Gli atti complessi eguali
Rispetto agli altri gruppi di atti presidenziali che sono stati finora
esaminati, la categoria degli atti complessi eguali è senza dubbio la meno
comprensiva in quanto vi appartengono due sole specie di decreti del capo dello
stato: cioè quelli di nomina dei nuovi presidenti del consiglio e quello di
scioglimento anticipato delle camere. Relativamente più semplice è il caso
della nomina del presidente del consiglio. Qui la qualificazione dell'atto come
complesso eguale non esclude affatto che all'origine di esso si ritrovi una
scelta operata dal presidente della repubblica. Ma non per questo lo si può
collocare sul medesimo piano di uno di quegli atti d'iniziativa presidenziale,
in ordine ai quali le decisioni del capo dello stato s'impongono per forza
propria. Ben più difficile è lo stabilire quale sia la volontà preponderante ai
fini dello scioglimento anticipato delle camere. Alcuni autori ritengono che la
decisione sullo scioglimento debba o quanto meno possa essere governativa.
Molti altri oppongono invece che il nostro ordinamento non sarebbe in questa sede
equiparabile a quello inglese, ma esplicherebbe la presidenzialità del potere
di scioglimento,
effettivamente, numerosi e concordi argomenti indurrebbero ad includere
lo scioglimento fra gli atti di iniziativa presidenziale; ma il significato
spettante ad una simile definizione è alquanto diverso da quello riscontrabile
nel caso delle nomine dei senatori a vita e dei giudici costituzionali di
spettanza del capo dello stato.
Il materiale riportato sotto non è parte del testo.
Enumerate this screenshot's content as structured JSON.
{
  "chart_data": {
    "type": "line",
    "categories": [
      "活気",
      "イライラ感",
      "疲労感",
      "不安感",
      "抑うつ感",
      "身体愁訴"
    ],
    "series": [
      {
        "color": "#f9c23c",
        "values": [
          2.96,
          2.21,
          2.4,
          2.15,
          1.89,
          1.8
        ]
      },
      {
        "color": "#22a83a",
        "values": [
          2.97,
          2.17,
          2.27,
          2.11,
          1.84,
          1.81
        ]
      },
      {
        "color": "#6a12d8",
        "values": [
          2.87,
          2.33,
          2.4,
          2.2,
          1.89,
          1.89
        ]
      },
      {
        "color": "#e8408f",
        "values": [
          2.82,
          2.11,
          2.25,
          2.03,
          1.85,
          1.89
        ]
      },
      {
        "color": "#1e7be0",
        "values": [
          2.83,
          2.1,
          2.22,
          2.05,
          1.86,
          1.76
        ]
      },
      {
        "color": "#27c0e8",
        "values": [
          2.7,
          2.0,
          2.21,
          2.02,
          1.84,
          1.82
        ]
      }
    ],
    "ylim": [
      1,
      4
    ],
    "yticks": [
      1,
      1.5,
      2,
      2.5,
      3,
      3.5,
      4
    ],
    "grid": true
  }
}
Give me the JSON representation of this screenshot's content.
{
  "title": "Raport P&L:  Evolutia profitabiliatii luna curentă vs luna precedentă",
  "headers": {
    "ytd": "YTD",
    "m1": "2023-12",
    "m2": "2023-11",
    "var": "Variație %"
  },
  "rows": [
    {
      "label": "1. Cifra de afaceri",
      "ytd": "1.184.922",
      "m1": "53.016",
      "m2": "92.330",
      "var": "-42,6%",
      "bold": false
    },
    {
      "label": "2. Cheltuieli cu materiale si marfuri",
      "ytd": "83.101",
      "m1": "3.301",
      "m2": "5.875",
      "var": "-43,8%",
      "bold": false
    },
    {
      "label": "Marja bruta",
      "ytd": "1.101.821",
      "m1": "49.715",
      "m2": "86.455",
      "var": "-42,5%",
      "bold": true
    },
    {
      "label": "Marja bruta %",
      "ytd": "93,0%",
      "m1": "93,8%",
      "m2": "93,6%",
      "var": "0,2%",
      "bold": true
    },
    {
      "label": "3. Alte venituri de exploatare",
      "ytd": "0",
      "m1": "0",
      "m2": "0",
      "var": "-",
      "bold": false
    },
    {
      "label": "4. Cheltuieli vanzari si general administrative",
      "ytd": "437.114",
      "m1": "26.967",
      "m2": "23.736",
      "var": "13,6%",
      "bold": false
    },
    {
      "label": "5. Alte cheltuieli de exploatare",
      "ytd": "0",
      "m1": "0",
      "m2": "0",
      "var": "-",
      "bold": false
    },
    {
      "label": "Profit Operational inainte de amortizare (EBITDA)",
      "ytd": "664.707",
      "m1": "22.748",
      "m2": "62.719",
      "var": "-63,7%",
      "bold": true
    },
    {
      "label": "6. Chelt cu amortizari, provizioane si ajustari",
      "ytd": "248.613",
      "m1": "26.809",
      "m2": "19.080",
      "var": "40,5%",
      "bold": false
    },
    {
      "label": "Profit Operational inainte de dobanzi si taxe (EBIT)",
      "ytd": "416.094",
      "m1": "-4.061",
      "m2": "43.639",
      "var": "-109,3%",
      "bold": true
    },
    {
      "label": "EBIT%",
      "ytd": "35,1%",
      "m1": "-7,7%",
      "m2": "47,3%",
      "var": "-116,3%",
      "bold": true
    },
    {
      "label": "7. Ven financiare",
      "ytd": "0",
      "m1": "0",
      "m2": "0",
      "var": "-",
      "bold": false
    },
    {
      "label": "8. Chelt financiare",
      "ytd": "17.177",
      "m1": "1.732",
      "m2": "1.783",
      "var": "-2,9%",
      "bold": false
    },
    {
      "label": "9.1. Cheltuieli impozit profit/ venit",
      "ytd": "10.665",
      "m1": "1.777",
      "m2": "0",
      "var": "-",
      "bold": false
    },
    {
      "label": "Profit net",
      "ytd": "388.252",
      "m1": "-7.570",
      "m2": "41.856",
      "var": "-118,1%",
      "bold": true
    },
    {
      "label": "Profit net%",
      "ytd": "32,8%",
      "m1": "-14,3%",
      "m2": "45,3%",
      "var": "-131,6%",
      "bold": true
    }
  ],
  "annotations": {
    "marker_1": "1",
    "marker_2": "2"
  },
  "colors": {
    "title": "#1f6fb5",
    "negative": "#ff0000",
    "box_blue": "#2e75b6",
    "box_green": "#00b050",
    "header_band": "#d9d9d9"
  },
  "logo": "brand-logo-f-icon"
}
Nel caso di scioglimento non è sostenibile che
la controfirma del decreto sia dovuta e che il governo in carica non possa in
alcun modo opporsi.
Ne segue che la responsabilità dell'atto ricade su entrambi i suoi
sottoscrittori: giacché il presidente del consiglio si espone al pericolo che
la sua politica e quella del suo partito vengano bocciate dal corpo elettorale
ed in ogni caso predetermina una crisi, mentre il presidente della repubblica
si accolla comunque una responsabilità politica di tipo diffuso, esponendosi
alle censure che la sua decisione si presta a suscitare in seno alle forze
politiche interessate ed all'opinione pubblica in genere. In secondo luogo, il
presidente della repubblica non ha nessun altro mezzo per superare l'eventuale
opposizione del governo, se non quello di servirsi della propria influenza per
provocarne le dimissioni. Ma anche in questa ipotesi non si può certo desumerne
che il presidente si ritrovi libero di formare un nuovo governo.
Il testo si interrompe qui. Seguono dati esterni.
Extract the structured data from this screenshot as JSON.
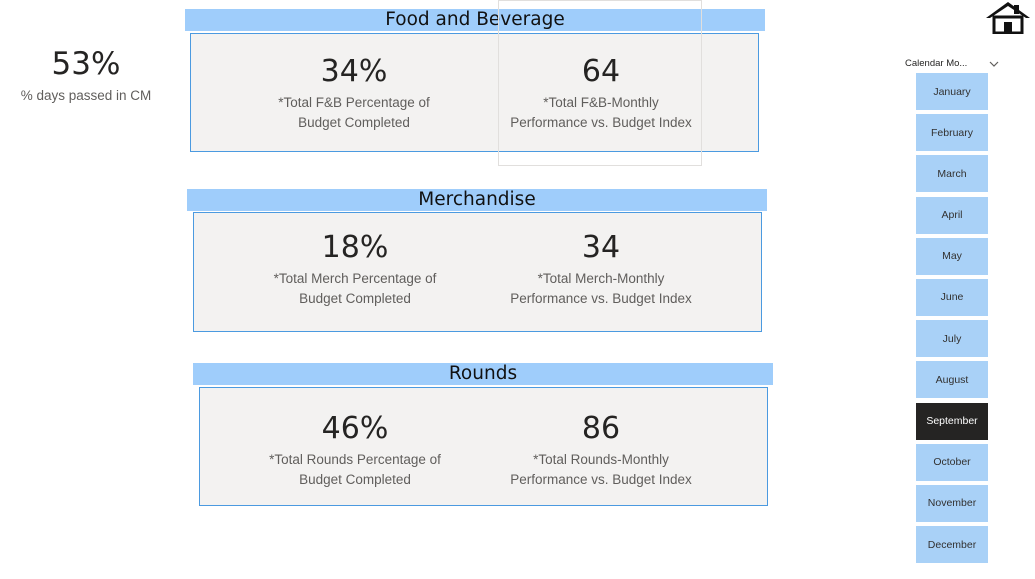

Quando si afferma che quelli realizzati in Italia risultano spesso
assimilabili agli autoscioglimenti delle assemblee parlamentari, non si vuol
sostenere, però, che la ratio dello scioglimento possa essere in Italia affine
a quella che si riscontra in altri regimi parlamentari sul tipo della Gran
Bretagna. In Italia il presidente della repubblica non è mai vincolato in tal campo
dagli eventuali suggerimenti del governo; ed in nessun caso, poi, potrebbe
usare lo scioglimento all'unico scopo di avvantaggiare il gabinetto in carica,
indicendo le nuove elezioni politiche nel momento ritenuto più opportuno dalla
maggioranza. Lo scioglimento resta uno strumento concepito per fronteggiare le
disfunzioni in cui versino una od entrambe le camere.